Vu la procédure suivante :
Procédure contentieuse antérieure :
M. B... A... a demandé au tribunal administratif de Montpellier d'annuler l'arrêté du 10 décembre 2019 par lequel le préfet de l'Hérault a rejeté sa demande de renouvellement de son certificat de résidence, lui a fait obligation de quitter le territoire français et a fixé le pays de destination.
Par un jugement n° 2000088 du 10 mars 2020, le tribunal administratif de Montpellier a rejeté sa requête.
Procédure devant la Cour :
Par une requête enregistrée le 9 avril 2020, M. A..., représenté par Me Dumont, demande à la Cour :
1°) d'annuler ce jugement du tribunal administratif de Montpellier du 10 mars 2020 ;
2°) d'annuler l'arrêté du préfet de l'Hérault du 10 décembre 2019 ;
3°) d'enjoindre au préfet de l'Hérault de lui délivrer un titre de séjour mention
" vie privée et familiale " dans un délai de 30 jours à compter de l'arrêt à intervenir, sous astreinte de 100 euros par jour de retard, et à défaut, de réexaminer sa situation et de lui remettre une autorisation provisoire de séjour, dans le même délai, sous la même astreinte.
4°) de mettre à la charge de l'Etat la somme de 2 000 euros au titre de l'article L. 761-1 du code de justice administrative.
Il soutient que :
- la décision attaquée méconnaît les dispositions de l'article L. 313-12 du code de l'entrée et du séjour des étrangers et du droit d'asile sur lesquelles le préfet aurait dû se fonder pour statuer sur sa demande de titre de séjour dès lors que l'application des stipulations du 2 de l'article 6 de l'accord franco-algérien, entraine une discrimination au sens de l'article 6 de la Déclaration des droits de l'homme et du citoyen de 1789 ;
- le préfet n'a pas fait usage de son pouvoir de régularisation au vu de sa vie privée et familiale ;
- la décision attaquée méconnait les stipulations de l'article 8 de la convention européenne de sauvegarde des droits de l'homme et des libertés fondamentales ;
- le préfet a commis une erreur manifeste d'appréciation au vu de sa vie privée et familiale.
Par un mémoire en défense, enregistré le 9 juillet 2021, le préfet de l'Hérault conclut au rejet de la requête.

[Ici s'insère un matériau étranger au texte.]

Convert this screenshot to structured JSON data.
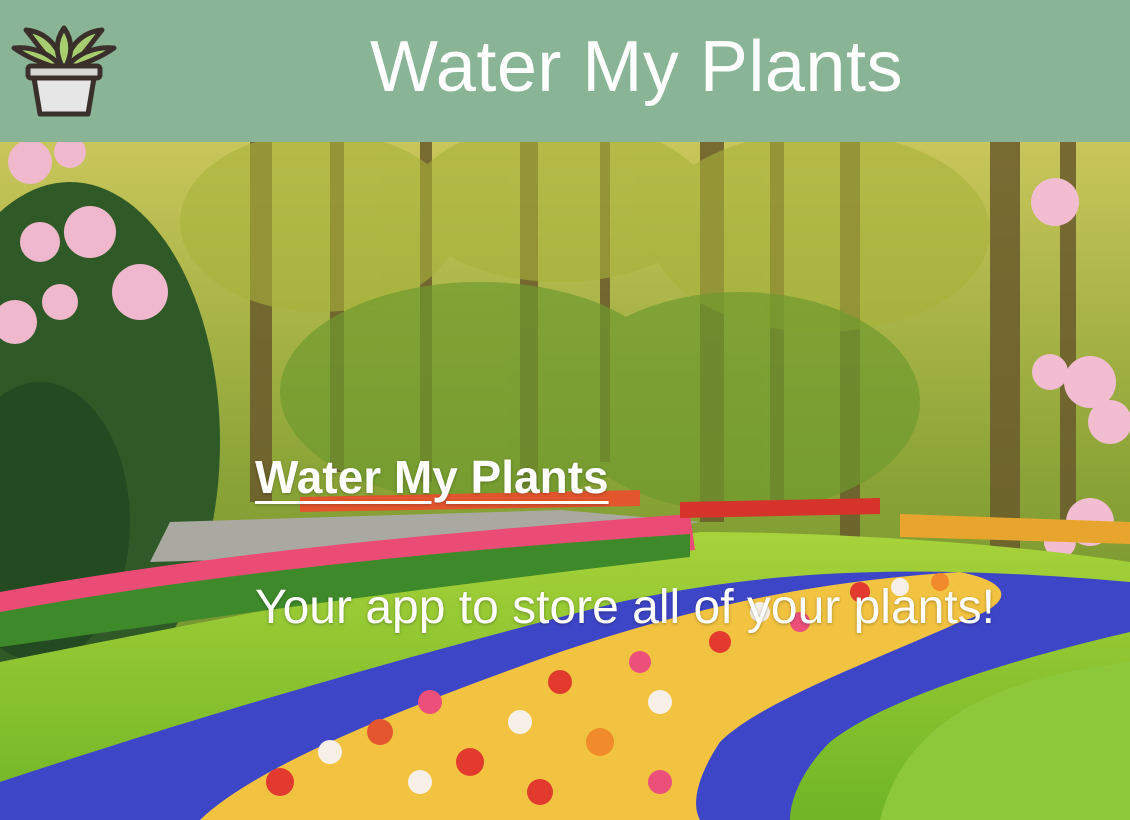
{
  "header": {
    "title": "Water My Plants",
    "logo_icon": "potted-plant-icon",
    "background_color": "#89b596"
  },
  "hero": {
    "heading": "Water My Plants",
    "tagline": "Your app to store all of your plants!",
    "background_image": "tulip-garden-park-photo"
  }
}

Il soutient que les moyens de M. A... ne sont pas fondés.
Une ordonnance du 9 juillet 2021 a clos l'instruction au 9 août 2021.
Vu les autres pièces du dossier.
Vu :
- la Constitution ;
- la convention européenne de sauvegarde des droits de l'homme et des libertés fondamentales ;
- l'accord franco-algérien du 27 décembre 1968 ;
- le code de l'entrée et du séjour des étrangers et du droit d'asile ;
- le code de justice administrative.
Le président de la formation de jugement a dispensé le rapporteur public, sur sa proposition, de prononcer des conclusions à l'audience.
Les parties ont été régulièrement averties du jour de l'audience.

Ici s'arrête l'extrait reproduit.